Der Verteidiger des Angeklagten lud die Ex-Freundin des Angeklagten zu einem Gespräch in seine Kanzlei, das dann auch tatsächlich stattfand. Das hält der Oberstaatsanwalt für eine “ungeheure Verfehlung”, denn die Zeugin sei dadurch beeinflusst worden.

“Sie kennen wohl nicht die Strafprozessordnung?”, möchte man zur Abwechslung mal zurückrufen. Jedenfalls sind dem Strafverfolger aber offenbar die Rechte eines Verteidigers nicht bekannt. Zu denen gehört seit jeher, selbst den Sachverhalt zu ermitteln. Das heißt, auch ein Verteidiger darf Zeugen befragen, um sich ein Bild machen zu können, was diese denn wohl sagen werden. Er muss keineswegs brav abwarten, bis die Zeugen in der Hauptverhandlung auftauchen und sich dann von ihrer Aussage überraschen lassen.

Allerdings hat der Verteidiger keine besonderen Rechte. Er ist da ungefähr mit der Polizei gleichgestellt, bei der ja auch kein Zeuge aussagen muss – auch wenn Polizeibeamte gerne immer wieder anderes behaupten. (Lediglich Staatsanwälte und Gerichte können Zeugen zu einer Aussage zwingen.) Ob und was Zeugen sagen, steht sowohl im Gespräch mit der Polizei als auch mit dem Verteidiger ganz in ihrem Belieben.  

Der Verteidiger darf einen Zeugen auch nicht beeinflussen. Das wäre womöglich Strafvereiteilung. Verhält sich der Verteidiger aber neutral, hat er – entgegen der Auffassung des Staatsanwalts – sehr wohl das Recht, mit Zeugen über die Sache zu sprechen. Ich persönlich halte es in solchen Fällen nach Möglichkeit so, dass ich einen Zeugen beim Gespräch dabei habe, zum Beispiel jemand aus meinem Büro.

An diesem Punkt ist nun doch etwas Kritik an dem Verteidiger angebracht. Er hat nämlich zugelassen, dass sein Mandant, der Angeklagte, die Zeugin an einer Tankstelle abholt und zu ihm in die Kanzlei bringt. Außerdem war der Angeklagte beim Gespräch dabei.

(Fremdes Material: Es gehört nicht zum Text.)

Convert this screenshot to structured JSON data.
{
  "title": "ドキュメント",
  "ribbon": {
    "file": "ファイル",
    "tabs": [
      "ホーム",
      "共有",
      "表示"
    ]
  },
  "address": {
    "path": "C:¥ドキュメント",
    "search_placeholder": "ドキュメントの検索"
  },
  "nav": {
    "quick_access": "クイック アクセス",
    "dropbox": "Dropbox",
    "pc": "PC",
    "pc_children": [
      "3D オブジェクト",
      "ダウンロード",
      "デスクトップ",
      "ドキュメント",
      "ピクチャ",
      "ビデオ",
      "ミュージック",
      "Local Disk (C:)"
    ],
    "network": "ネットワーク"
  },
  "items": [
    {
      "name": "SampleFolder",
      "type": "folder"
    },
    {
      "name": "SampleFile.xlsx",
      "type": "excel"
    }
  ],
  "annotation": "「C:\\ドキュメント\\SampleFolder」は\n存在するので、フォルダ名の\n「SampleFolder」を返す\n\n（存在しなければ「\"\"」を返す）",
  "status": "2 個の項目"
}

Auch das ist an sich nicht verboten. Sofern das Gericht kein Kontaktverbot zwischen dem Angeklagten und Zeugen angeordnet hat, sind Treffen und Gespräche im Vorfeld zwar nicht gern gesehen, aber völlig legal. Ein Angeklagter, der Zeugen dabei beeinflusst, hat juristisch übrigens den “Vorteil”, dass er keine Strafvereitelung begehen kann; diese ist in eigener Sache gesetzlich ausgeschlossen. Allerdings besteht für einen Angeklagten natürlich das Risiko, wegen “Verdunkelungsgefahr” in Untersuchungshaft zu wandern.

Dass der Angeklagte bei dem Gespräch dabei war, sieht natürlich nicht gut aus. Das hätte der Verteidiger vielleicht anders organisieren können. Aber, wie gesagt, gegen Gesetze oder Standesrecht verstoßen hat er nicht.

Aber immerhin hatte der Oberstaatsanwalt seine Show.